Mutasyonel Falsetto

Puberte periyodunda büyüme ve hormonların tesiri ile teneffüs, fonasyon ve rezonasyon organları gelişmeye, buna bağlı olarak da sesin perde ve kalitesi değişmeye başlar. Bu değişiklikler erkek çocuklarda kız çocuklara oranla daha barizdir. Puberte öncesi konuşma sesi ortalama temel frekansında her iki cins ortasında fark yokken, puberte periyodunun başlaması ile farklılaşma başlar; bu periyodun sonuna kadar erkeklerde bir oktav, kızlarda ise 3-5 semiton düşerek erişkin seviyesine ulaşır.

Mutasyonel falselto, puberte periyodunda ortaya çıkan, tedavi edilmediği takdirde ileri yaşlara kadar devam edebilen, ses perdesinin olağandışı seviyede ince olması, perde kırılmaları ve tek perdeden konuşma ile karakterize olan temelde bir ses perdesi bozukluğudur. Bu hastalarda anatomik yahut fizyolojik bir bozukluk olmamasına karşın, vokal davranış örüntüsü yeni fizyoanatomiye ahenk sağlayamadığı için konuşma sesi olması gerekenden çok daha tiz ve metalik bir tınıya sahiptir.
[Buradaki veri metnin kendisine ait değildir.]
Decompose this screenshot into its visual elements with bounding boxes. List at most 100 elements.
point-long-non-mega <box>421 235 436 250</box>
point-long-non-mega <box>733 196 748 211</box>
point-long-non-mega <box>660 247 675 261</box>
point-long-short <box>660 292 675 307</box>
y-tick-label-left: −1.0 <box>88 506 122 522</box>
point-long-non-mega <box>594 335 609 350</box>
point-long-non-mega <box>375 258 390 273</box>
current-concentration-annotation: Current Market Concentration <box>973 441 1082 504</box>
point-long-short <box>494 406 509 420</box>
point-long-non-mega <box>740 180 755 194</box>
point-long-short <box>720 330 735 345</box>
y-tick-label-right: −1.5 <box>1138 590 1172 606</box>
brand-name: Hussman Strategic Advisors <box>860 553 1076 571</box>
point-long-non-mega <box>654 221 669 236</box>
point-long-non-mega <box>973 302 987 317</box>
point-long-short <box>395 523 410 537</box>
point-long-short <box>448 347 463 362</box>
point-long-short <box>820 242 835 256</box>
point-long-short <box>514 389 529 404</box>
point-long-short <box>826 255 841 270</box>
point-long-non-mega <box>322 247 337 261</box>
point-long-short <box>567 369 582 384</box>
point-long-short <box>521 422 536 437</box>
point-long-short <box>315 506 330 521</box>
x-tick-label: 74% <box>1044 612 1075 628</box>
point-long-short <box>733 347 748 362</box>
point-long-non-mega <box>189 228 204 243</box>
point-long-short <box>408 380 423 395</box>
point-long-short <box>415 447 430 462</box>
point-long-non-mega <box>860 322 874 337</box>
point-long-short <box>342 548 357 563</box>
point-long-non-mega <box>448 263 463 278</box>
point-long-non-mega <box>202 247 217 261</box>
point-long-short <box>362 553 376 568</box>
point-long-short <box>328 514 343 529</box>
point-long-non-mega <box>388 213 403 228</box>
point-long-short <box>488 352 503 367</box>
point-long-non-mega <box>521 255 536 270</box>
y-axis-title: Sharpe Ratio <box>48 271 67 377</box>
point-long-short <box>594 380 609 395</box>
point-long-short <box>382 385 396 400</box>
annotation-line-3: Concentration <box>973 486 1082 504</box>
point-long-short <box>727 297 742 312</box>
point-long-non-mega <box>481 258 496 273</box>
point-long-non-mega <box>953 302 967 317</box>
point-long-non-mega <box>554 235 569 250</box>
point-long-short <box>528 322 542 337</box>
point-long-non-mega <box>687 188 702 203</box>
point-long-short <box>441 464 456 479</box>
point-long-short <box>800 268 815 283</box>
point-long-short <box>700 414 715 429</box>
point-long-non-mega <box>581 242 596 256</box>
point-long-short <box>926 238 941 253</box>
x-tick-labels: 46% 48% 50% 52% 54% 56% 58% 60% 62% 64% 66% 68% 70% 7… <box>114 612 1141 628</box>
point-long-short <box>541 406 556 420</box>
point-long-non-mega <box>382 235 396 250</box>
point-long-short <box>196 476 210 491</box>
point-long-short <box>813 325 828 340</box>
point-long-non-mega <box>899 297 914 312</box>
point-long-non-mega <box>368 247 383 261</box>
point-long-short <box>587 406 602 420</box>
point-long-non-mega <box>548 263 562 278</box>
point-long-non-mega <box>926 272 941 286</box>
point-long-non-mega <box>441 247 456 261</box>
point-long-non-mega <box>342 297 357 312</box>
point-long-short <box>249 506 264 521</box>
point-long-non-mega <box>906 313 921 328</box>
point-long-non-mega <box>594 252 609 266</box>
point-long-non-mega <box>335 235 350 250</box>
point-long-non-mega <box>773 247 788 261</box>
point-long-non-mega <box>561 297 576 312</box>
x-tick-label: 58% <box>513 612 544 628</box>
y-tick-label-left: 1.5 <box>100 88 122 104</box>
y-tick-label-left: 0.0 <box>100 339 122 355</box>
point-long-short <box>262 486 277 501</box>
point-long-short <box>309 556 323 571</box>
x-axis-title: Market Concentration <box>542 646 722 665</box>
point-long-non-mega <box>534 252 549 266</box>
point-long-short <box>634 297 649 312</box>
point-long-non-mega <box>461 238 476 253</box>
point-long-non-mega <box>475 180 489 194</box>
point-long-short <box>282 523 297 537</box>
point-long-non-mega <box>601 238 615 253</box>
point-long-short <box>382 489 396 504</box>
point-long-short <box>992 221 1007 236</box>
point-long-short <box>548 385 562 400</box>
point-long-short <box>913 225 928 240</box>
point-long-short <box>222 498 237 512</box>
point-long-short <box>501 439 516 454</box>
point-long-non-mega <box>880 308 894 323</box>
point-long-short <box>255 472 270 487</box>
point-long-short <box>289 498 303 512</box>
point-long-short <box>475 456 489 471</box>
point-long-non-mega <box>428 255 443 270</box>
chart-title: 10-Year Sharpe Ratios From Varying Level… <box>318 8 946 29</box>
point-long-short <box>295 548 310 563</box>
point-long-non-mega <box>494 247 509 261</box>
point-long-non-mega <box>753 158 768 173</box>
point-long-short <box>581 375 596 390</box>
Mutasyonel falsetto her iki cinste görülebilirse de, kız çocuklarda ses perdesindeki değişiklik daha az olduğu için dikkat çekmez ve bu nedenle fark edilmesi güçtür. Bundan ötürü mutasyonel falsetto, puberte devrindeki bilhassa bariton yapısındaki erkek çocukların sorunu olarak kabul edilebilir.

Mutasyonel falsetto tanısı almış olan bireylerde sesin yaşa ve cinsiyete nazaran çok daha ince bir perdede olmasının yanında, larenksin olağandışı yüksek bir konumda bulunması, zayıf ses denetimi, ses gücüne ait sorunlar ve perde kırılmaları üzere ses özellikleri ile karşılaşılmaktadır. Hastalar çoğunlukla falset rejisterde kendilerini daha rahat hissettiklerini tabir etmekte lakin çıkan sesin kendileri için olumsuz bir iletişimsel tınıya sahip olmaları yüzünden mağduriyet yaşamaktadırlar.

Mutasyonel falsettonun psikososyal meselelere yol açması münasebetiyle, bilhassa muhafazakar toplumlarda cinsel kimlikle ilgili yargılar doğurması mümkündür. Mutasyonel falsetto hastası, vakitle içe kapanma, bağlantıdan uzaklaşma, öfke ve depresyon üzere problemlerle yüzleşebilir. Bu yüzden hastalığın tedavi süreci sırf belirli antrenmanlardan oluşmaz; hastanın rehberlik, açıklama ve müracaat yoluyla ayrıntılı bilgilendirilmesi ve yeni ses için hazırlanması gereklidir. Yeni sesin kabulü ve günlük hayatta kullanılması ise tedavinin sonlandırılması için değerli kriterdir.